Executive Summary

A party is entitled to refer to adjudication a dispute in respect of the true value of the final account, even where a previous adjudicator has determined that a contractor is due to be paid the amount stated in its final account application by reason of the employer's failure to serve a payment notice or pay less notice. This does not amount to referring 'the same or substantially the same' dispute to adjudication.

The Facts

Kilker Projects Limited ("Kilker") employed Rob Purton ("Richwood") to carry out specialist joinery works at the Dorchester Hotel, Park Lane.

During the works, a dispute was referred to adjudication in which the adjudicator held that Kilker had failed to serve a valid payment notice or pay less notice in respect of Richwood's final account application. Accordingly, Kilker was ordered to pay Richwood £147,223.

Kilker commenced a second adjudication seeking a declaration of the true value of final account for the works and repayment of any sums found to have been overpaid to Richwood. The adjudicator decided the true value of the account, which led to Richwood being ordered to 're-pay' to Kilker £55,676 plus VAT.

Kilker commenced enforcement proceedings and, in defence, Richwood argued that the second adjudicator did not have jurisdiction to decide the dispute on the basis the first adjudicator had already decided the dispute as to value and payment of the final account.

The Decision

Richwood placed particular emphasis on the judgment of ISG Construction Ltd v Seevic College [2014] EWHC 4007 (TCC) in which Edwards-Stuart J held:

"... in the absence of any notices the amount stated in the contractor's application…is deemed to be the value of those works so that the employer must pay the sum applied for.

... if the employer fails to serve any notices in time it must be taken to be agreeing the value stated in the application, right or wrong. In my judgment, therefore, in that situation the first adjudicator must be in principle taken to have decided the question of the value of the work carried out by the contractor for the purposes of the interim application in question."

O'Farrell J was referred to the judgment of Galliford Try Building Ltd v Estura Ltd [2015] EWHC 412 (TCC) in which Edwards-Stuart J clarified his statements in ISG v Seevic. Here it was held that:

"…[an] employer cannot bring a second adjudication to determine the value of the work at the valuation date of the interim application in question. But it does not mean any more. There is nothing to prevent the employer challenging the value of the work on the next application, even if he is contending for a figure that is lower than the (unchallenged) amount stated in the previous application. If this was not made clear by my judgment, then it should have been, and it is certainly made clear by the decision of the Court of Appeal in Rupert Morgan Building Services (LLC) Ltd v Jervis [2003] EWCA Civ 1563."

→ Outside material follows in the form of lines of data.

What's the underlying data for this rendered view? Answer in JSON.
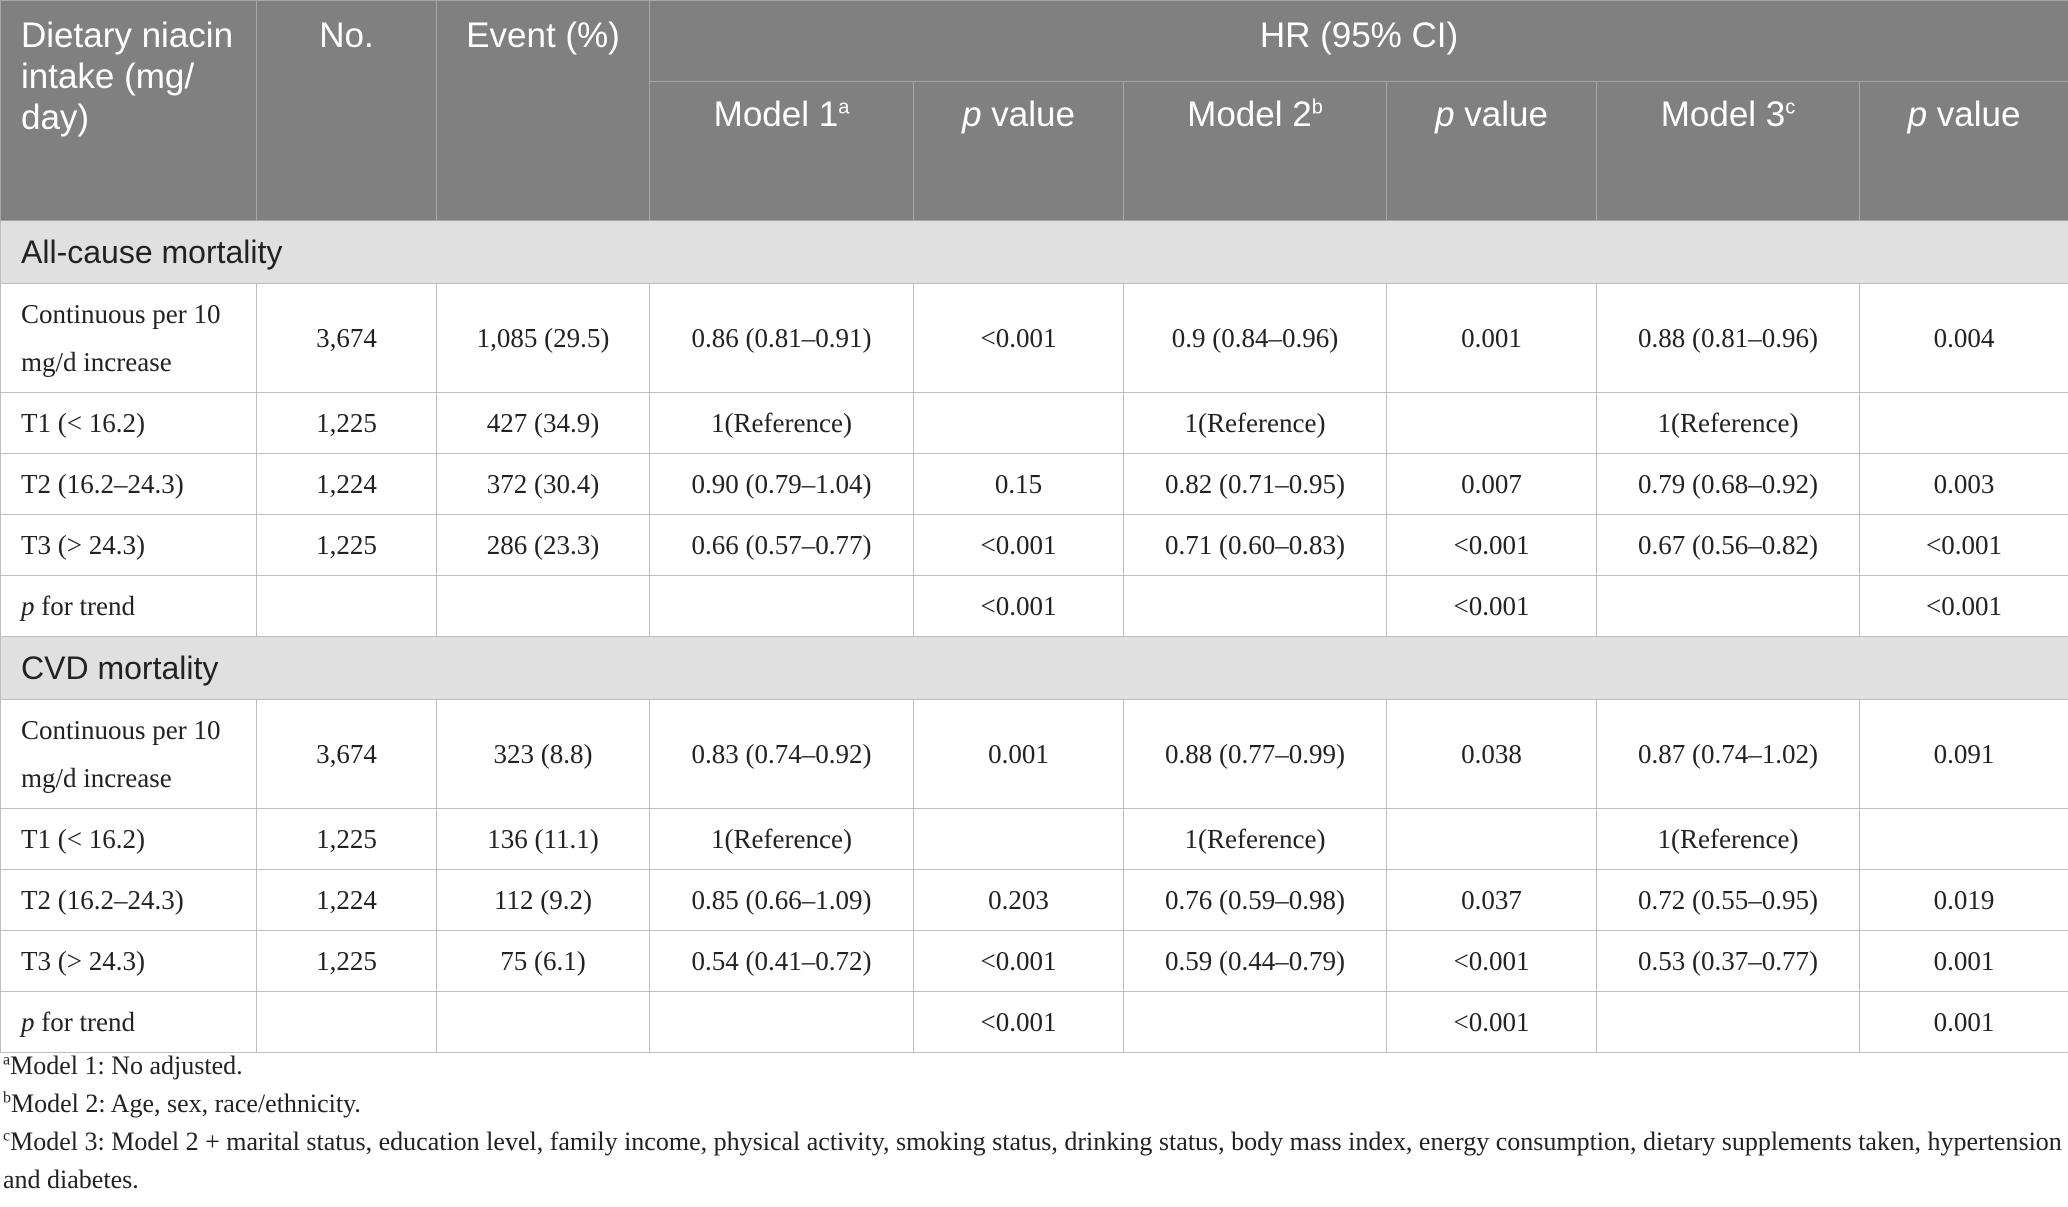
{
  "table": {
    "header": {
      "col_intake": "Dietary niacin intake (mg/ day)",
      "col_no": "No.",
      "col_event": "Event (%)",
      "col_hr": "HR (95% CI)",
      "model1": "Model 1",
      "model1_sup": "a",
      "model2": "Model 2",
      "model2_sup": "b",
      "model3": "Model 3",
      "model3_sup": "c",
      "p_italic": "p",
      "p_rest": " value"
    },
    "sections": [
      {
        "title": "All-cause mortality",
        "rows": [
          {
            "label": "Continuous per 10 mg/d increase",
            "no": "3,674",
            "event": "1,085 (29.5)",
            "m1": "0.86 (0.81–0.91)",
            "p1": "<0.001",
            "m2": "0.9 (0.84–0.96)",
            "p2": "0.001",
            "m3": "0.88 (0.81–0.96)",
            "p3": "0.004"
          },
          {
            "label": "T1 (< 16.2)",
            "no": "1,225",
            "event": "427 (34.9)",
            "m1": "1(Reference)",
            "p1": "",
            "m2": "1(Reference)",
            "p2": "",
            "m3": "1(Reference)",
            "p3": ""
          },
          {
            "label": "T2 (16.2–24.3)",
            "no": "1,224",
            "event": "372 (30.4)",
            "m1": "0.90 (0.79–1.04)",
            "p1": "0.15",
            "m2": "0.82 (0.71–0.95)",
            "p2": "0.007",
            "m3": "0.79 (0.68–0.92)",
            "p3": "0.003"
          },
          {
            "label": "T3 (> 24.3)",
            "no": "1,225",
            "event": "286 (23.3)",
            "m1": "0.66 (0.57–0.77)",
            "p1": "<0.001",
            "m2": "0.71 (0.60–0.83)",
            "p2": "<0.001",
            "m3": "0.67 (0.56–0.82)",
            "p3": "<0.001"
          },
          {
            "label_italic": "p",
            "label_rest": " for trend",
            "no": "",
            "event": "",
            "m1": "",
            "p1": "<0.001",
            "m2": "",
            "p2": "<0.001",
            "m3": "",
            "p3": "<0.001"
          }
        ]
      },
      {
        "title": "CVD mortality",
        "rows": [
          {
            "label": "Continuous per 10 mg/d increase",
            "no": "3,674",
            "event": "323 (8.8)",
            "m1": "0.83 (0.74–0.92)",
            "p1": "0.001",
            "m2": "0.88 (0.77–0.99)",
            "p2": "0.038",
            "m3": "0.87 (0.74–1.02)",
            "p3": "0.091"
          },
          {
            "label": "T1 (< 16.2)",
            "no": "1,225",
            "event": "136 (11.1)",
            "m1": "1(Reference)",
            "p1": "",
            "m2": "1(Reference)",
            "p2": "",
            "m3": "1(Reference)",
            "p3": ""
          },
          {
            "label": "T2 (16.2–24.3)",
            "no": "1,224",
            "event": "112 (9.2)",
            "m1": "0.85 (0.66–1.09)",
            "p1": "0.203",
            "m2": "0.76 (0.59–0.98)",
            "p2": "0.037",
            "m3": "0.72 (0.55–0.95)",
            "p3": "0.019"
          },
          {
            "label": "T3 (> 24.3)",
            "no": "1,225",
            "event": "75 (6.1)",
            "m1": "0.54 (0.41–0.72)",
            "p1": "<0.001",
            "m2": "0.59 (0.44–0.79)",
            "p2": "<0.001",
            "m3": "0.53 (0.37–0.77)",
            "p3": "0.001"
          },
          {
            "label_italic": "p",
            "label_rest": " for trend",
            "no": "",
            "event": "",
            "m1": "",
            "p1": "<0.001",
            "m2": "",
            "p2": "<0.001",
            "m3": "",
            "p3": "0.001"
          }
        ]
      }
    ]
  },
  "footnotes": [
    {
      "mark": "a",
      "text": "Model 1: No adjusted."
    },
    {
      "mark": "b",
      "text": "Model 2: Age, sex, race/ethnicity."
    },
    {
      "mark": "c",
      "text": "Model 3: Model 2 + marital status, education level, family income, physical activity, smoking status, drinking status, body mass index, energy consumption, dietary supplements taken, hypertension and diabetes."
    }
  ]
}
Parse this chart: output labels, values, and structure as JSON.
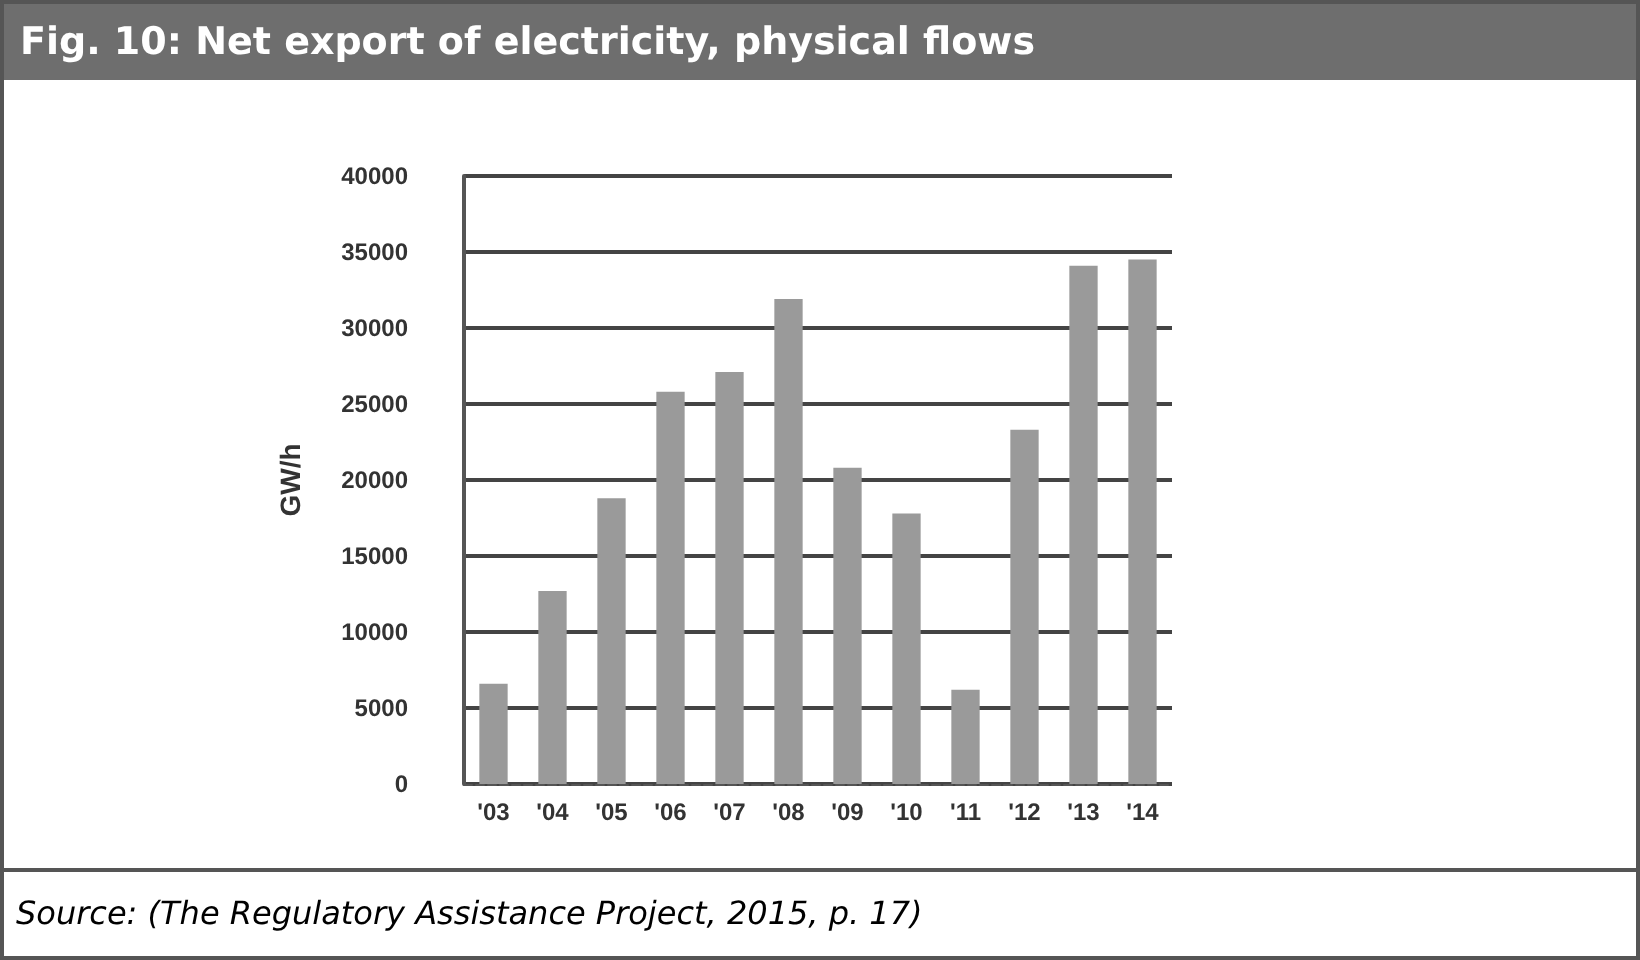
{
  "chart_data": {
    "type": "bar",
    "title": "Fig. 10: Net export of electricity, physical flows",
    "ylabel": "GW/h",
    "categories": [
      "'03",
      "'04",
      "'05",
      "'06",
      "'07",
      "'08",
      "'09",
      "'10",
      "'11",
      "'12",
      "'13",
      "'14"
    ],
    "values": [
      6600,
      12700,
      18800,
      25800,
      27100,
      31900,
      20800,
      17800,
      6200,
      23300,
      34100,
      34500
    ],
    "color": "#9a9a9a",
    "ylim": [
      0,
      40000
    ],
    "yticks": [
      0,
      5000,
      10000,
      15000,
      20000,
      25000,
      30000,
      35000,
      40000
    ],
    "grid": "y",
    "annotations": [
      "Source: (The Regulatory Assistance Project, 2015, p. 17)"
    ]
  }
}
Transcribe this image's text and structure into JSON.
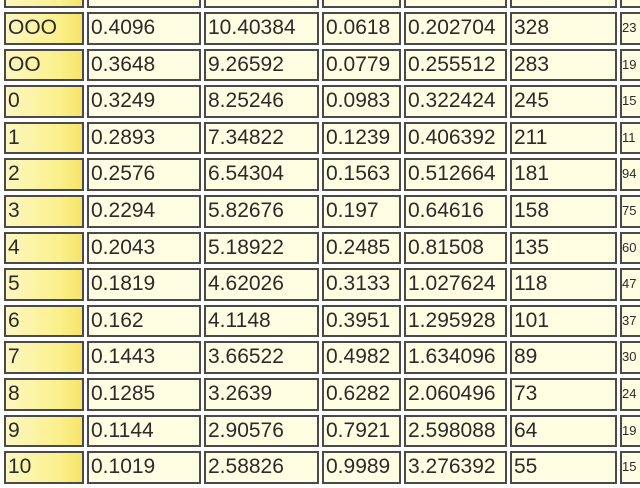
{
  "table": {
    "rows": [
      [
        "",
        "",
        "",
        "",
        "",
        "",
        ""
      ],
      [
        "OOO",
        "0.4096",
        "10.40384",
        "0.0618",
        "0.202704",
        "328",
        "23"
      ],
      [
        "OO",
        "0.3648",
        "9.26592",
        "0.0779",
        "0.255512",
        "283",
        "19"
      ],
      [
        "0",
        "0.3249",
        "8.25246",
        "0.0983",
        "0.322424",
        "245",
        "15"
      ],
      [
        "1",
        "0.2893",
        "7.34822",
        "0.1239",
        "0.406392",
        "211",
        "11"
      ],
      [
        "2",
        "0.2576",
        "6.54304",
        "0.1563",
        "0.512664",
        "181",
        "94"
      ],
      [
        "3",
        "0.2294",
        "5.82676",
        "0.197",
        "0.64616",
        "158",
        "75"
      ],
      [
        "4",
        "0.2043",
        "5.18922",
        "0.2485",
        "0.81508",
        "135",
        "60"
      ],
      [
        "5",
        "0.1819",
        "4.62026",
        "0.3133",
        "1.027624",
        "118",
        "47"
      ],
      [
        "6",
        "0.162",
        "4.1148",
        "0.3951",
        "1.295928",
        "101",
        "37"
      ],
      [
        "7",
        "0.1443",
        "3.66522",
        "0.4982",
        "1.634096",
        "89",
        "30"
      ],
      [
        "8",
        "0.1285",
        "3.2639",
        "0.6282",
        "2.060496",
        "73",
        "24"
      ],
      [
        "9",
        "0.1144",
        "2.90576",
        "0.7921",
        "2.598088",
        "64",
        "19"
      ],
      [
        "10",
        "0.1019",
        "2.58826",
        "0.9989",
        "3.276392",
        "55",
        "15"
      ]
    ]
  },
  "colors": {
    "cell_bg": "#fffde2",
    "gauge_bg": "#f6e46a",
    "border": "#4a4a4a"
  }
}
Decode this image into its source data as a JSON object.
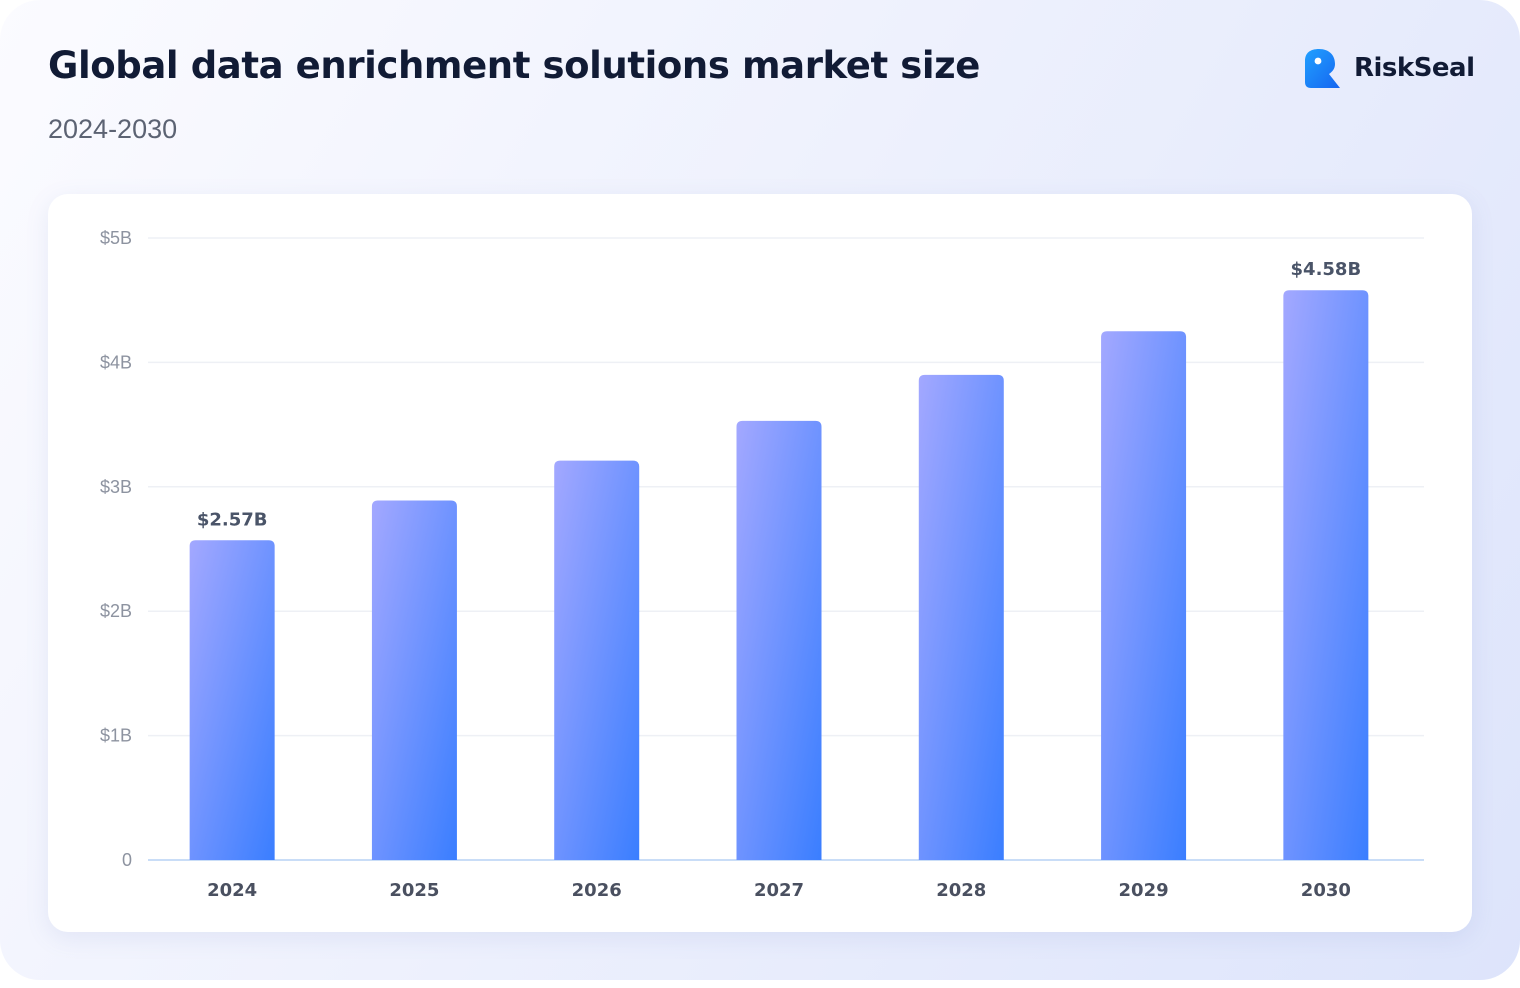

O'Farrell J also considered Matthew Harding t/a MJ Harding Contractors v Paice [2015] EWCA Civ.1231 in which the Court of Appeal determined that the employer could refer to adjudication the question of the true valuation of a final account following termination, despite an earlier adjudication ordering payment of the contractor's application for final payment in full on the basis of a failure to serve a valid pay less notice.

In reliance on these judgments, O'Farrell decided that the 1996 Construction Act and the Scheme for Construction Contracts (as amended) are concerned only with cash flow. They "…establish a regime for determining stage or periodic payments throughout a relevant construction contract. They do not affect the ultimate value of the contract sum…". A party is entitled to have the "…ultimate value of the contract sum…" determined, including in adjudication and litigation. Accordingly, the second adjudicator's decision was upheld.